Wednesday, December 07, 2011
Settling down?
After the frenetic manoeuvrings of the last few days, there is the air of things beginning to stabilise – as the issues become clearer and the parties stake their claims.
The Financial Times has it that the Germans are kicking Van Rompuy into touch – something that was already evident yesterday, and we are getting to the settled position that we are looking at full treaty negotiations. By Friday, therefore, we should be seeing an announcement that an IGC has been convened.
Back in Britain, we are seeing an unlikely star in Owen Paterson, who has told the Spectator that a referendum is "inevitable" if a treaty is agreed.
With due respect to Owen, I don't think it is. The obvious way of ensuring that nothing is imposed on the UK is for Britain to invoke the veto, which is what Cameron seems to have decided upon.
However, Paterson is saying that, "If there was a major fundamental change in our relationship, emerging from the creation of a new bloc which would be effectively a new country from which we were excluded, then I think inevitably there would be huge pressure for a referendum".
In that, he is probably right – in that the pressure for a referendum will intensify, putting Cameron on the spot. My own prediction that the Conservatives would rue the day if they did not offer a referendum on Lisbon is becoming truer by the day. The issue is taking on the mantle of an albatross, dogging Cameron's every move.
With Boris Johnson also pitching in though, one wonders what on earth the Tories seek to gain. If there is any real prospect of a British referendum holding things up, the "colleagues" will no doubt revert to their intergovernmental option, by-passing the British move.

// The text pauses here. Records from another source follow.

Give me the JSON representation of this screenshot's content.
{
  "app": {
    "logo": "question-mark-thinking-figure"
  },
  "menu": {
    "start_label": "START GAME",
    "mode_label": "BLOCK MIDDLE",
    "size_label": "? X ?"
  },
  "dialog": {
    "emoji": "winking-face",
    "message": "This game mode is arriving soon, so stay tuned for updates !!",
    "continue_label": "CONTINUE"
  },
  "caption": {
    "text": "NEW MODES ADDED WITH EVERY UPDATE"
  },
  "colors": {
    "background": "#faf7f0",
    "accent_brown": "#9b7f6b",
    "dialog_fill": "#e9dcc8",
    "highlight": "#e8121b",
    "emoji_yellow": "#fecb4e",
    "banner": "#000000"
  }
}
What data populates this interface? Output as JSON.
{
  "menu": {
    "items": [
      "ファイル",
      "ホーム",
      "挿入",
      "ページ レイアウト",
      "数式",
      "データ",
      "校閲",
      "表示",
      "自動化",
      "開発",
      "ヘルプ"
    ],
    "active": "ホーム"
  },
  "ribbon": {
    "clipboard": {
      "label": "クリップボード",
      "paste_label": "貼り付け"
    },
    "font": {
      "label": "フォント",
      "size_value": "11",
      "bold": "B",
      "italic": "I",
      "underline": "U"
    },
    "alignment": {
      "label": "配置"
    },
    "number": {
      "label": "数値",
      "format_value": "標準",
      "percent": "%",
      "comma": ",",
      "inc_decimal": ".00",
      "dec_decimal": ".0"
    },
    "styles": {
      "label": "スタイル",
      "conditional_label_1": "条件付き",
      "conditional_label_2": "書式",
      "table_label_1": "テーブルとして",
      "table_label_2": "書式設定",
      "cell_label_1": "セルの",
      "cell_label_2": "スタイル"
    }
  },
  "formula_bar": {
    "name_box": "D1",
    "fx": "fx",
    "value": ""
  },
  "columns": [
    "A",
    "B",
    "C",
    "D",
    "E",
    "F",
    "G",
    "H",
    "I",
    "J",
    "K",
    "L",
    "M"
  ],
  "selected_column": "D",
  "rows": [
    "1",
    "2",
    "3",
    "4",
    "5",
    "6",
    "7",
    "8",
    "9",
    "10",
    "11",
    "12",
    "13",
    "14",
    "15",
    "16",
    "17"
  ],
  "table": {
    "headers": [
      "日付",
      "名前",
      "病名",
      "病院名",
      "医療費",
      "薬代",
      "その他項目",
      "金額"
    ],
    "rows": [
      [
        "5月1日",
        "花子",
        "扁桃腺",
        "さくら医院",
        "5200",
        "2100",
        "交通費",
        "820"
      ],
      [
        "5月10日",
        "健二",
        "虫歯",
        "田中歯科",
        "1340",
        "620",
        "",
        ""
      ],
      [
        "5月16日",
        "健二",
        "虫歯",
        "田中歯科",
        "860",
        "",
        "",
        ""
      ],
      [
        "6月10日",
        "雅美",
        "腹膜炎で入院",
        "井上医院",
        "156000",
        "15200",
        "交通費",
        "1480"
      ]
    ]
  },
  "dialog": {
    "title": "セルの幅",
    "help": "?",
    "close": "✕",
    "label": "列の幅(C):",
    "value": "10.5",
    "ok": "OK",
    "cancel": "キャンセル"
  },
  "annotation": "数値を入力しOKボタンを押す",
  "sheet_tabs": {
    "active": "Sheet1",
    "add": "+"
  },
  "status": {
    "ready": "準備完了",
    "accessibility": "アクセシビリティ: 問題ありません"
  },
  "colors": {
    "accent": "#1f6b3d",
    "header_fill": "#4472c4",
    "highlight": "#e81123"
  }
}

On the other hand, if the veto (or threat thereof) blocks the imposition of any new requirements on Britain, it is hard to see what can be achieved by a referendum. This seems more like politicking for the sake of it.
In this context, one can see increasing irritation amongst the "colleagues" at a fundamentally unserious media, bolstered by a frivolous political class, which is unable to focus on the serious issues, which are threatening economic meltdown.
Come the weekend, though, one assumes it will have dawned on most commentators that we are in for the long haul. If the Germans manage to hold the line, and insist on a full IGC, we really are looking at two-years plus before a resolution, even if Germany manages to avoid a constitutional referendum.
One suspects it might be a little difficult keeping the notoriously fickle British media focused for that long. By the weekend, the Failygraph will be looking to the far more important task of providing live coverage of "Strictly".
And then there is the question of whether the markets are prepared to wait that long. Ambrose reports on massive capital flight from the eurozone, and by the time it is realised that treaty negotiations are going to offer no immediate (or any) relief - as ZeroHedge seems to have done, it is hard to see the markets remaining stable.
The stability we are currently seeing, therefore, could just be a very brief calm before the storm, and then not even that. As events change by the hour, even this evening could look very different from now.